In that sense, the U.S. power market is moving from a market that sells electricity to a market that delivers usable power. The central tension over the next several years is the gap between reliable electricity demand and the speed at which the power system can expand. In the short term, natural gas will fill part of the gap. In the medium to long term, power equipment, substations, transmission, distribution, behind-the-meter supply, and cooling systems will enter a longer construction cycle. The companies worth studying over the long run are not necessarily the ones with the loudest stories, but those that can deliver on time, continue to be chosen by customers, and keep their position in the next project cycle.
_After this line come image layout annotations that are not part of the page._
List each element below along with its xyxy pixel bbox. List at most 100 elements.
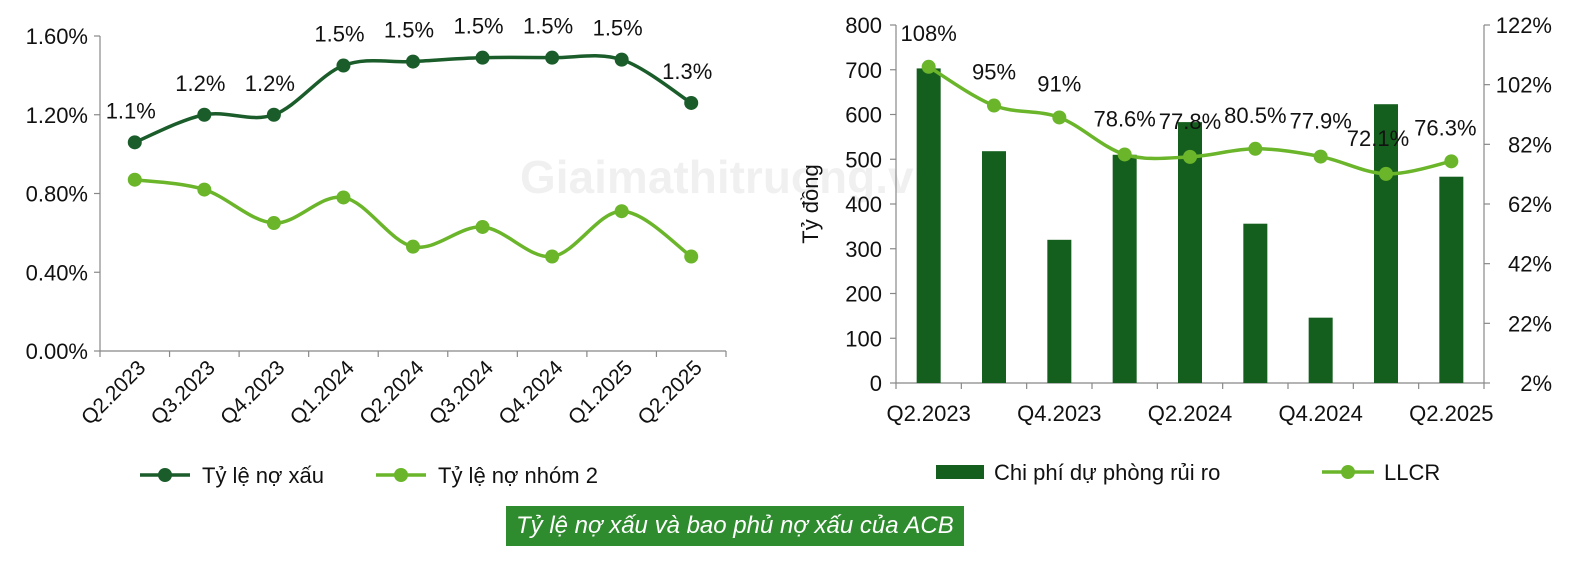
line-point-llcr — [1052, 110, 1067, 125]
left-x-tick-label: Q3.2023 — [147, 356, 220, 429]
left-x-tick-label: Q1.2024 — [286, 356, 359, 429]
bar-provision-expense — [982, 151, 1006, 383]
right-y-tick-label: 0 — [870, 371, 882, 396]
bar-provision-expense — [1374, 104, 1398, 384]
data-label-series-1: 1.5% — [384, 18, 434, 43]
legend-label: Tỷ lệ nợ xấu — [202, 463, 324, 488]
right-y-tick-label: 300 — [845, 237, 882, 262]
legend-swatch-marker — [1341, 465, 1355, 479]
left-y-tick-label: 1.60% — [26, 24, 88, 49]
data-label-series-1: 1.5% — [453, 14, 503, 39]
right-y-tick-label: 100 — [845, 326, 882, 351]
legend-label: Tỷ lệ nợ nhóm 2 — [438, 463, 598, 488]
right-x-tick-label: Q2.2025 — [1409, 401, 1493, 426]
legend-swatch-marker — [394, 468, 408, 482]
right-y-tick-label: 700 — [845, 58, 882, 83]
right-y2-tick-label: 82% — [1508, 132, 1552, 157]
left-y-tick-label: 0.40% — [26, 260, 88, 285]
right-y2-tick-label: 22% — [1508, 311, 1552, 336]
line-point-series-1 — [197, 107, 212, 122]
line-point-series-1 — [266, 107, 281, 122]
data-label-llcr: 76.3% — [1414, 115, 1476, 140]
right-y-axis-title: Tỷ đồng — [798, 164, 823, 244]
right-x-tick-label: Q2.2023 — [886, 401, 970, 426]
bar-provision-expense — [1243, 223, 1268, 383]
data-label-series-1: 1.2% — [175, 71, 225, 96]
line-point-series-2 — [545, 249, 560, 264]
legend-label: Chi phí dự phòng rủi ro — [994, 460, 1220, 485]
data-label-llcr: 108% — [901, 21, 957, 46]
line-point-llcr — [1313, 149, 1328, 164]
data-label-series-1: 1.1% — [106, 98, 156, 123]
right-y-tick-label: 500 — [845, 147, 882, 172]
right-y-tick-label: 200 — [845, 282, 882, 307]
right-y-tick-label: 800 — [845, 13, 882, 38]
bar-provision-expense — [1112, 154, 1137, 383]
right-y2-tick-label: 102% — [1496, 73, 1552, 98]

Looking back at Project Kilby, the most important point is not the surface label that “Microsoft used natural gas.” It is that large technology companies have begun to pay separately for speed, certainty, and reliable capacity. Whoever controls connectable power, long-lead equipment, field delivery capability, cooling systems, and backup power is closer to the real bottleneck of the AI factory era. When watching the U.S. power market from here, it is better to focus less on broad slogans and more on four concrete questions: whether the project has signed a real power-supply agreement, whether equipment has been ordered and scheduled, whether regulation allows cost recovery, and whether final revenue can turn into gross margin and cash.